El amor de Cristo, alma del
Ministerio apostólico.
11 Penetrados,
pues, del temor del Señor, persuadimos a los hombres, pero
ante Dios estamos patentes, y espero que también estemos
patentes en vuestras conciencias*.
12 No es que otra
vez nos recomendemos a vosotros, sino que os estamos dando
motivo para gloriaros de nosotros de modo que
tengáis (cómo
replicar) a quienes se glorían
en lo exterior y no en el corazón.
13
Porque si somos locos, es para con Dios; y si somos cuerdos,
es por vosotros.
14
Porque el amor de Cristo nos apremia cuando pensamos que Él,
único, sufrió la muerte por todos y que así (en
Él) todos murieron*.
15
Y si por todos murió, es para que los vivos no vivan ya para
sí mismos, sino para Aquél que por ellos murió y resucitó.
16
De manera que desde ahora nosotros no conocemos a nadie
según la carne; y aun a Cristo si lo hemos conocido según la
carne, ahora ya no lo conocemos (así)*.
17
Por tanto, si alguno vive en Cristo, es una creatura nueva*.
Lo viejo pasó: he aquí que se ha hecho nuevo.
18
Y todo esto es obra de Dios, quien nos reconcilió consigo
por medio de Cristo, y nos ha confiado el ministerio de la
reconciliación*;
19
como que en Cristo estaba Dios, reconciliando consigo al
mundo, no imputándoles los delitos de ellos, y poniendo en
nosotros la palabra de la reconciliación*.
20
Somos pues, embajadores (de
Dios) en lugar de Cristo, como
si Dios exhortase por medio de nosotros.

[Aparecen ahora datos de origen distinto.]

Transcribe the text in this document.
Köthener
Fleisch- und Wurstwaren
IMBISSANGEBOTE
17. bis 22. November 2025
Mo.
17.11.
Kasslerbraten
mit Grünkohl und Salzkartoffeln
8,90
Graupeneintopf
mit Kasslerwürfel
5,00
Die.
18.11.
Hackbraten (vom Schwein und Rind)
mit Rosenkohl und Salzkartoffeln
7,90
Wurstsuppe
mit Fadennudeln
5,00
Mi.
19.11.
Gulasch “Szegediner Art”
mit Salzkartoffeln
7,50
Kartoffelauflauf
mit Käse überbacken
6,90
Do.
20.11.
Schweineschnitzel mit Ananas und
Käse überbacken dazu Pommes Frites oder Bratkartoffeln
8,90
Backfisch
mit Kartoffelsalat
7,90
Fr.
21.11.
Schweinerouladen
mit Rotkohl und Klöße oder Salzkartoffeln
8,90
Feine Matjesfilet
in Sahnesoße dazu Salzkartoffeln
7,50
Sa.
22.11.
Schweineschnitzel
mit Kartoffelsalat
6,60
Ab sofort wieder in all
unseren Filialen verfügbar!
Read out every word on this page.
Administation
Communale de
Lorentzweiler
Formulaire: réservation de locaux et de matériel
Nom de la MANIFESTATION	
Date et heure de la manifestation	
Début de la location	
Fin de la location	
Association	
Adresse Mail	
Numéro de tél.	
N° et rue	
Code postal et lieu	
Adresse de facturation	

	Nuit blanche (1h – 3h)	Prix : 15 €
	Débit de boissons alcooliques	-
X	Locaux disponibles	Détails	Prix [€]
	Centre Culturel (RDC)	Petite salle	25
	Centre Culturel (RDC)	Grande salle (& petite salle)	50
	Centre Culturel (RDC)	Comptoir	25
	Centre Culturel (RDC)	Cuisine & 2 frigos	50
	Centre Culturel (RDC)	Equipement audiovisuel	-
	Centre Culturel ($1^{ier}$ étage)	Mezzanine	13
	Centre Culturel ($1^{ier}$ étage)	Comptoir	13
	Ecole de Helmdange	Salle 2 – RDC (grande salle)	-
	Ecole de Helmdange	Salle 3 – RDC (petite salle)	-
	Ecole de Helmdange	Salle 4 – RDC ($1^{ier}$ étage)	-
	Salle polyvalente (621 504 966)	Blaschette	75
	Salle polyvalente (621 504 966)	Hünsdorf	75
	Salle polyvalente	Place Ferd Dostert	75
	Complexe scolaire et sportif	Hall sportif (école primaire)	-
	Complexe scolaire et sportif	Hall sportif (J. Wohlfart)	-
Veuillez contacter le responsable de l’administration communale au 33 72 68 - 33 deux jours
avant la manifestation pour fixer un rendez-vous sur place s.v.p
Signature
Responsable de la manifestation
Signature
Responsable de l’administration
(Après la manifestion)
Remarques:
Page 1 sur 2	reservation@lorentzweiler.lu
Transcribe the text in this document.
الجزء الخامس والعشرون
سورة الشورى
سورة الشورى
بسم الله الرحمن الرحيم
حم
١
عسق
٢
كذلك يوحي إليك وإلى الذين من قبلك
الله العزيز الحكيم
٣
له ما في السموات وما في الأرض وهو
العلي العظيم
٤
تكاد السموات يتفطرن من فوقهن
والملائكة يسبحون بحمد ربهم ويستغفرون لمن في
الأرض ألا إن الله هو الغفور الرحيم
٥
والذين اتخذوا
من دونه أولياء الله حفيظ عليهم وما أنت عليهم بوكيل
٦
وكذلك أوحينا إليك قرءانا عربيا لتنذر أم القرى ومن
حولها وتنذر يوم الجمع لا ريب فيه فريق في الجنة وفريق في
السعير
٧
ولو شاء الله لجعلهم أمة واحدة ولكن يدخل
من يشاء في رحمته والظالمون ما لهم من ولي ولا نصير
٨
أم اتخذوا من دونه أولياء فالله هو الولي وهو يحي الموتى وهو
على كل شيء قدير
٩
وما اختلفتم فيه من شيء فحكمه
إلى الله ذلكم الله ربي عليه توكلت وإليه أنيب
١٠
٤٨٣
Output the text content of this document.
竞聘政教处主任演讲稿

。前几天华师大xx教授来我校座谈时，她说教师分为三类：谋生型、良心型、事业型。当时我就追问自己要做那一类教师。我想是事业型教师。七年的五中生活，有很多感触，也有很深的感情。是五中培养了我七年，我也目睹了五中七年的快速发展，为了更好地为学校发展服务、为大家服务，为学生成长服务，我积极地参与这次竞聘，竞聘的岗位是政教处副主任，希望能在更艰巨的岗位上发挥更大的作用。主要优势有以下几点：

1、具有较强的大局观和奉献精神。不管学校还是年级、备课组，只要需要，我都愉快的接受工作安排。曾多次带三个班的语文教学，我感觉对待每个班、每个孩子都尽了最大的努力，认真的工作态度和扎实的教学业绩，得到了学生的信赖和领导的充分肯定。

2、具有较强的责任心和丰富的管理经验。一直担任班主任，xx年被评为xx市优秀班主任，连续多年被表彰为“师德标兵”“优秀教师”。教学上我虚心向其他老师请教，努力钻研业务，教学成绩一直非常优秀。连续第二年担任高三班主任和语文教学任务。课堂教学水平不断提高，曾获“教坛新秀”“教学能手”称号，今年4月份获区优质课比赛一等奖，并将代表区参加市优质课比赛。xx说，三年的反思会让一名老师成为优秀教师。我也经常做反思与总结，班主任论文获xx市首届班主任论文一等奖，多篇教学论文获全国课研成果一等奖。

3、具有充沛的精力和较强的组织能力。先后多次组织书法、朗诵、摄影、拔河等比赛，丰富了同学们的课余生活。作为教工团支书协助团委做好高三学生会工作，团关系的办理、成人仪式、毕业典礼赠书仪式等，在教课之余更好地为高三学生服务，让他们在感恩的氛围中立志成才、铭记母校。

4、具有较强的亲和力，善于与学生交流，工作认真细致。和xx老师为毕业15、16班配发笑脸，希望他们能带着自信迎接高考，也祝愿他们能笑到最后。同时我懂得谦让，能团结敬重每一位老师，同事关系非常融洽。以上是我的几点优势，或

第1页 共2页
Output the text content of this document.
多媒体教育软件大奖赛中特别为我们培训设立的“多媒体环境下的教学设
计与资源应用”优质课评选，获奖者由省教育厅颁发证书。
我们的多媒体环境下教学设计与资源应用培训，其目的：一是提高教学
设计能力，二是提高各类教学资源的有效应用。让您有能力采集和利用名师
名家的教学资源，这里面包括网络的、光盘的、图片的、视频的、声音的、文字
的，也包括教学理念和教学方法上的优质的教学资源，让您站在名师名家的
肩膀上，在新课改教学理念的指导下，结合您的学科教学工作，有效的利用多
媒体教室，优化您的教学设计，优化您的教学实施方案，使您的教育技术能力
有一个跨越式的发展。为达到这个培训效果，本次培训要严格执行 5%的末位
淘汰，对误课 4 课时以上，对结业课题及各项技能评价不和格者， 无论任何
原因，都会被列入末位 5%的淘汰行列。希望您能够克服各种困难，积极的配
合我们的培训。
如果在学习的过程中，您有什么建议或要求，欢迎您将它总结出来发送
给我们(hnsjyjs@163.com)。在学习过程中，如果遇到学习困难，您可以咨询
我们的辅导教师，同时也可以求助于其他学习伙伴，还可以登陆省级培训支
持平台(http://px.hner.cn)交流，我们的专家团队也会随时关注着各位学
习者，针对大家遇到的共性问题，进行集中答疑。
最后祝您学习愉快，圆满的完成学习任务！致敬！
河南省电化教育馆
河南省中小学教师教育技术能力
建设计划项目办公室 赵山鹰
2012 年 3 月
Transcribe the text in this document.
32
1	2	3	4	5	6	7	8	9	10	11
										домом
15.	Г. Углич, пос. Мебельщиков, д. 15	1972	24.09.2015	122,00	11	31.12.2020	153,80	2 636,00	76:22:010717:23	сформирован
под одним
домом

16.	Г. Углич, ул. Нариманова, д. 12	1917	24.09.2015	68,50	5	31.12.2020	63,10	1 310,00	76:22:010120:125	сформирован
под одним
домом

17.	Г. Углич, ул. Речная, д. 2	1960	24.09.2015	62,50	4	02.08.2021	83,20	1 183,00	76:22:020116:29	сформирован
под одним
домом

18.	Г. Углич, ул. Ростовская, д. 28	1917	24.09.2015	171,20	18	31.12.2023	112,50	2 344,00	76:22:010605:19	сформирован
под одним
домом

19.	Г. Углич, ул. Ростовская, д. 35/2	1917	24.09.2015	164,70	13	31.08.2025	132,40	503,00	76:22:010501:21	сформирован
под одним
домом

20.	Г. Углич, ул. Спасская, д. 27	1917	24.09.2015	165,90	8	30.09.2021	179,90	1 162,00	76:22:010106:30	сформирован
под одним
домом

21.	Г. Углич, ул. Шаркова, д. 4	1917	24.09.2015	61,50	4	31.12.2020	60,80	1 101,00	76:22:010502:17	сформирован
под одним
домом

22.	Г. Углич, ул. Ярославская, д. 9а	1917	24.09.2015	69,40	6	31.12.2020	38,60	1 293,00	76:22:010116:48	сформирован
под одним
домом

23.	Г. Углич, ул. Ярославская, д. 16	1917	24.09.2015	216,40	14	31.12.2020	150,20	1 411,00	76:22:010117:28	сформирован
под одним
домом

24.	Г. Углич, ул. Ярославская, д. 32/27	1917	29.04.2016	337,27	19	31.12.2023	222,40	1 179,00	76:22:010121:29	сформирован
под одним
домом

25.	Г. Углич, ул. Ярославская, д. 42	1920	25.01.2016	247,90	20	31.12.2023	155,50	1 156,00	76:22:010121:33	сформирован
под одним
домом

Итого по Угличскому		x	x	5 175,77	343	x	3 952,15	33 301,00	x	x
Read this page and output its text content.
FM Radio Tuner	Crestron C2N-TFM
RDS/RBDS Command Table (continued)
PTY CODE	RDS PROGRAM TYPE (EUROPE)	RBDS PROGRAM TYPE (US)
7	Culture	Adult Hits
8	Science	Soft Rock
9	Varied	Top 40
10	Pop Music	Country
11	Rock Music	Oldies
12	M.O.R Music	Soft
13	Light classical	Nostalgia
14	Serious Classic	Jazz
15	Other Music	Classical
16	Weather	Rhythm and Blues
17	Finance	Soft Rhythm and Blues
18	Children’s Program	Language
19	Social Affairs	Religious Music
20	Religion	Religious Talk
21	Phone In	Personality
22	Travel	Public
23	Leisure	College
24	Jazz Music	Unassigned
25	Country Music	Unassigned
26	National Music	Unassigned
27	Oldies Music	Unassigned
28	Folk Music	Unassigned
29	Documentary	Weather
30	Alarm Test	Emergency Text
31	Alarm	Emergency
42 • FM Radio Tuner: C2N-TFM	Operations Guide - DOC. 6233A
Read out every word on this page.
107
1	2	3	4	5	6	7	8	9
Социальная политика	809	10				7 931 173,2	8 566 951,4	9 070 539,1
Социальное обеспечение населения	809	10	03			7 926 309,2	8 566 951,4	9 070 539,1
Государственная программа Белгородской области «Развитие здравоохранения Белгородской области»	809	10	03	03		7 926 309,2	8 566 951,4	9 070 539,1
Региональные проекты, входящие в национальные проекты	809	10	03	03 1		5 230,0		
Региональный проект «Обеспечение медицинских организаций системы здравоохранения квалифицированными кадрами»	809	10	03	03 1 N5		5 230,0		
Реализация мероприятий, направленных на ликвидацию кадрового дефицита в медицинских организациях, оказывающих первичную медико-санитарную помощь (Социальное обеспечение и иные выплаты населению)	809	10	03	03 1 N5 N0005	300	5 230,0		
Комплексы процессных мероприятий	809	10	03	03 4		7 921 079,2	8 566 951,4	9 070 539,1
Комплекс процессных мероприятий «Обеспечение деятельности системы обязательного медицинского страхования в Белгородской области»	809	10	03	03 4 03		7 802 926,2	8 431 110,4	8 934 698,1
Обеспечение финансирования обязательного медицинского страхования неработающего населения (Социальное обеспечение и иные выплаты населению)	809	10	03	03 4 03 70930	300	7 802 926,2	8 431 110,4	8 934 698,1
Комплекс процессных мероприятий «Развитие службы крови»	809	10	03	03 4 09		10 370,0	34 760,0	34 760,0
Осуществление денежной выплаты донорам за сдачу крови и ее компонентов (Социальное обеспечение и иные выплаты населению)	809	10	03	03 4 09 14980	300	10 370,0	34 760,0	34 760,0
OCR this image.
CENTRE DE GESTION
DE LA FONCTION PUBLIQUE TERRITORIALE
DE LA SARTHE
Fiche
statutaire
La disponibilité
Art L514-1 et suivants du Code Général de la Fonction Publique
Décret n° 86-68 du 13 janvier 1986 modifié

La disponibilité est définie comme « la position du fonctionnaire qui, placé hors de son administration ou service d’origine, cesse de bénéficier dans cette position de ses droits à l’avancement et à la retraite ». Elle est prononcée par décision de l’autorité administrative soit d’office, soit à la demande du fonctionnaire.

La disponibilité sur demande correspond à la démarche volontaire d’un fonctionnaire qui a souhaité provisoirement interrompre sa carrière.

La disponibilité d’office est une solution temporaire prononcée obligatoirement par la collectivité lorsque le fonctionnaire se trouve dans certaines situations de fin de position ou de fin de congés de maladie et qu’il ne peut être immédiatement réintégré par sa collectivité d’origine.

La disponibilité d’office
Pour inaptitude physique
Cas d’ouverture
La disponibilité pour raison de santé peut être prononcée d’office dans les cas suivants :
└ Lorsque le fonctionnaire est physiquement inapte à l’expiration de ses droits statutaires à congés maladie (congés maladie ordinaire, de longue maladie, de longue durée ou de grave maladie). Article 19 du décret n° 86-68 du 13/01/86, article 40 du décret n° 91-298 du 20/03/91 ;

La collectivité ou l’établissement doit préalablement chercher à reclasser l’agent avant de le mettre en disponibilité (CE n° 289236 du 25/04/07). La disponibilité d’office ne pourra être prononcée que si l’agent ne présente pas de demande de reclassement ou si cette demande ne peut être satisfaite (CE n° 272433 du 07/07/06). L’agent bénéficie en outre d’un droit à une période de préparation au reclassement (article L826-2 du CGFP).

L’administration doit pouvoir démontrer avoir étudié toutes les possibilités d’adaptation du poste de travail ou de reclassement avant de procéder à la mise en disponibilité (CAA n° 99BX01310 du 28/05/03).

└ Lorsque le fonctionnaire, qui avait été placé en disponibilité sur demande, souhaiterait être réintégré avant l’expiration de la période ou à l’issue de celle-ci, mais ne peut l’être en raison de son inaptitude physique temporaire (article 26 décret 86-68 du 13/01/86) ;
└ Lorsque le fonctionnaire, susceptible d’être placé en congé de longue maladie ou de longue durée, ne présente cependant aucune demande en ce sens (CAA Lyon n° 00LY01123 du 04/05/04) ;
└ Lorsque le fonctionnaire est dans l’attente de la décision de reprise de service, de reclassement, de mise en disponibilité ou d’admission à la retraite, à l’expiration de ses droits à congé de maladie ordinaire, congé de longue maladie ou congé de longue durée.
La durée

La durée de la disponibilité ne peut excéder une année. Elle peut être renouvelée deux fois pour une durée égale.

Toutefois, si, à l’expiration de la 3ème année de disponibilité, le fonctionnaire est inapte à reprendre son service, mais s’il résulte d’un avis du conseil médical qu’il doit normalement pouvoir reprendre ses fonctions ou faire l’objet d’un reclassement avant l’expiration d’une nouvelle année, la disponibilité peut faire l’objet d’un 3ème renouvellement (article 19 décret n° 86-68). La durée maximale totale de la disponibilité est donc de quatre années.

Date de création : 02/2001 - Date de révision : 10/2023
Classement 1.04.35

De parte de Cristo
os suplicamos: Reconciliaos con Dios.
21
Por nosotros hizo Él pecado a Aquel que no conoció pecado,
para que en Él fuéramos nosotros hechos justicia de Dios*.
1.
Esta tienda de
nuestra mansión terrestre:
el cuerpo. Nuestra
verdadera habitación es el cielo (v. 2; Fil. 3, 20).
2 ss. “Querríamos
llegar a la vida eterna sin pasar por la muerte.
Este deseo sólo es realizable con la condición de
hallarnos vivos en el momento de la Parusía (1 Ts.
4, 13-18;
1 Co. 15, 50-54)” (Buzy). Cf. la nota en 1 Co. 15,
51.
3. Es decir,
anhelamos la
glorificación de
nuestro cuerpo,
mas no a través de la
muerte, que nos desnudaría del mismo (v. 2 y nota).
Es muy de notar que el Apóstol no nos señala como
prueba de amor y esperanza el deseo de la muerte,
sino el de la segunda venida de Jesús, y bien se
explica, puesto que sólo entonces la visión será
plena (Fil. 3, 20 s.; Jn. 3, 2; Ap. 6, 9 ss.; Lc.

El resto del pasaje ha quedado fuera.